For a bullish continuation, XAG/USD needs to decisively break the $32.00 level. After that, traders need to test the yearly (YTD) high at $32.51 followed by the $33.00 threshold. Next, XAG/USD could target the October 1, 2012 peak at $35.40.

Conversely, if XAG/USD breaks below $32.00, the next support would be the September 20 daily high at $31.44 before testing $31.00.

XAG/USD Price Action – Daily Chart

Frequently asked questions about silver

Silver is a highly traded precious metal among investors. It has historically been used as a store of value and medium of exchange. Although less popular than gold, traders can turn to silver to diversify their investment portfolio, for its intrinsic value or as a potential hedge during periods of high inflation. Investors can buy physical silver, in coins or bullion, or trade it through vehicles such as Exchange Traded Funds, which track its price on international markets.

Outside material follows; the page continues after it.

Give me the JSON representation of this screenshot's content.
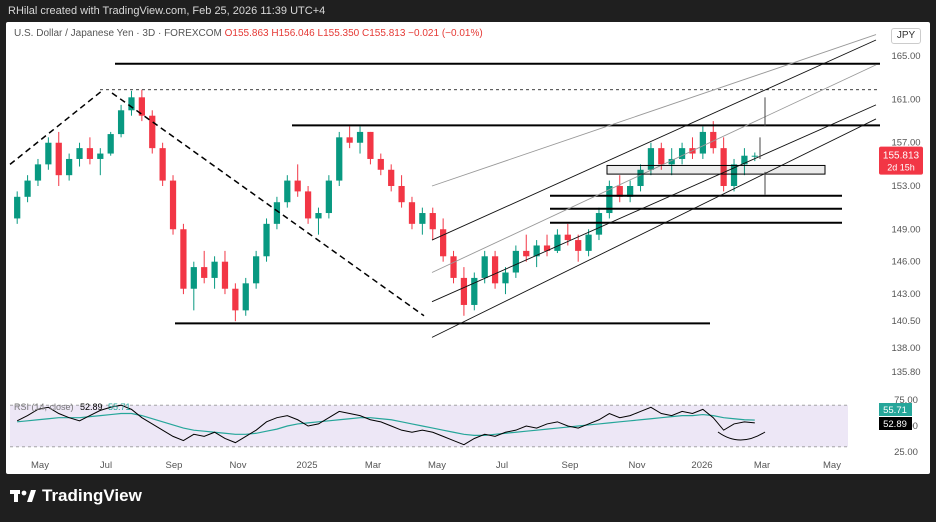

Silver prices can move due to a wide range of factors. Geopolitical instability or fears of a deep recession can cause the price of silver to escalate due to its safe-haven status, although to a lesser extent than gold. As a non-yielding asset, silver tends to rise with lower interest rates. Its movements also depend on how the US dollar (USD) behaves, as the asset is valued in dollars (XAG/USD). A strong dollar tends to keep silver prices at bay, while a weaker dollar is likely to propel prices higher. Other factors such as investment demand, mining supply – silver is much more abundant than gold – and recycling rates can also affect prices.

Silver is widely used in industry, especially in sectors such as electronics or solar energy, because it has one of the highest electrical conductivity of all metals – more than copper and gold. An increase in demand can raise prices, while a decrease tends to lower them. Dynamics in the US, Chinese and Indian economies may also contribute to price fluctuations: for the US and especially China, their large industrial sectors use silver in various processes; in India, consumer demand for the precious metal for jewelry also plays a key role in pricing.

Silver prices tend to follow the movements of gold. When gold prices rise, silver usually follows suit, as their safe haven asset status is similar. The gold/silver ratio, which shows the number of ounces of silver needed to equal the value of one ounce of gold, can help determine the relative valuation between both metals. Some investors may view a high ratio as an indicator that silver is undervalued or that gold is overvalued. Conversely, a low ratio could suggest that gold is undervalued relative to silver.